Compute and AI with Kotlin on Cloudflare Workers

What if your serverless functions and mobile apps could share the same code — models, network logic, and business rules — all in one place? At work, we’ve been using Cloudflare Workers for a while, and I recently decided to try building them in Kotlin using Kotlin Multiplatform. The result: a unified codebase powering both our edge functions and mobile applications, with no duplicated logic.

Workers and Edge Computing

Cloudflare Workers allow you to run serverless functions across a globally distributed network, choosing the location closest to the user (possibly even in their city). Instead of routing everything to a single server in one location, your functions run where they’re needed, reducing latency and improving performance.

Workers also provide built-in integrations such as:

Key-Value storage
Databases

Workers Runtime

Workers run on WebAssembly (WASM), a portable and high-performance binary format that can be compiled from various languages.

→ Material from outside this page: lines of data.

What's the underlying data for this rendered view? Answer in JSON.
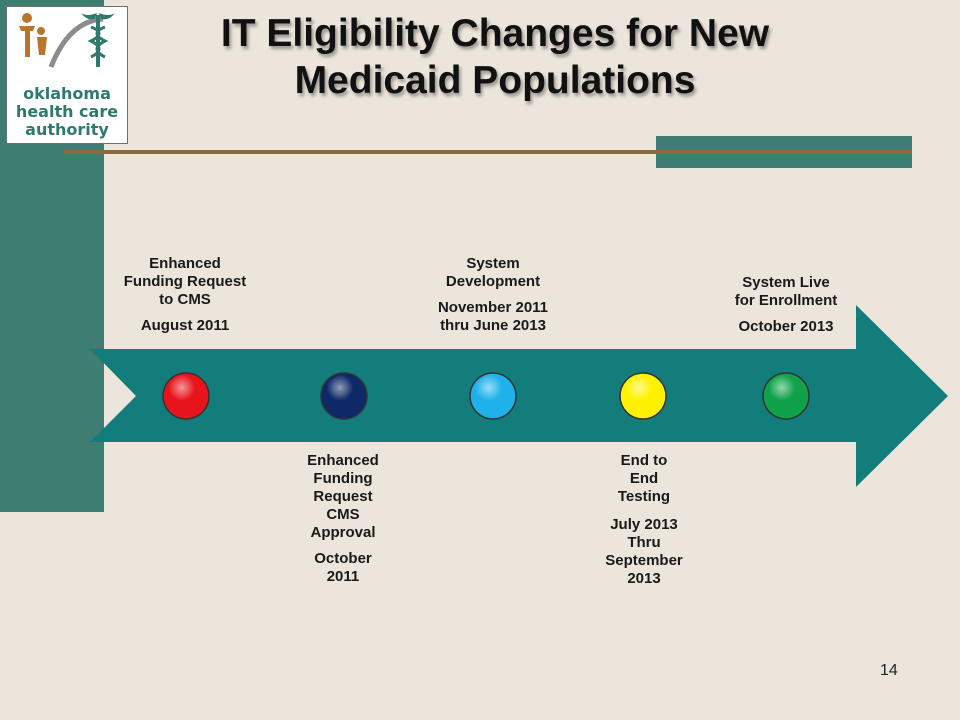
{
  "logo": {
    "line1": "oklahoma",
    "line2": "health care",
    "line3": "authority"
  },
  "title": {
    "line1": "IT Eligibility Changes for New",
    "line2": "Medicaid Populations"
  },
  "milestones": [
    {
      "lines": [
        "Enhanced",
        "Funding Request",
        "to CMS"
      ],
      "date": [
        "August 2011"
      ]
    },
    {
      "lines": [
        "Enhanced",
        "Funding",
        "Request",
        "CMS",
        "Approval"
      ],
      "date": [
        "October",
        "2011"
      ]
    },
    {
      "lines": [
        "System",
        "Development"
      ],
      "date": [
        "November 2011",
        "thru June 2013"
      ]
    },
    {
      "lines": [
        "End to",
        "End",
        "Testing"
      ],
      "date": [
        "July 2013",
        "Thru",
        "September",
        "2013"
      ]
    },
    {
      "lines": [
        "System Live",
        "for Enrollment"
      ],
      "date": [
        "October 2013"
      ]
    }
  ],
  "colors": {
    "accent": "#3d7d72",
    "rule": "#8a6d3f",
    "arrow": "#137d7b",
    "markers": [
      "#e8141c",
      "#0e2868",
      "#1fb2ea",
      "#fff200",
      "#0fa24a"
    ]
  },
  "page_number": "14"
}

This opens the door for Kotlin/JS — Kotlin code compiled to JavaScript (and eventually running inside WASM). We get to keep Kotlin’s strong type system, coroutines, and familiar APIs, while targeting the Cloudflare Workers runtime.

Example Worker entrypoint in Kotlin:

@JsExport
fun fetch(request: Request, env: dynamic = null, ctx: dynamic = null): dynamic {
    return GlobalScope.promise {
        handleRequest(request, env, ctx)
    }
}

Because the whole setup uses Kotlin, we can share a significant amount of code between mobile and edge environments, including:

HTTP client (ktor)
Serialization (kotlinx.serialization)
Request/Response models
Business rules and validation logic

This means the same Kotlin models that your Android/iOS app uses can also be used in your Workers, ensuring consistency and eliminating duplication.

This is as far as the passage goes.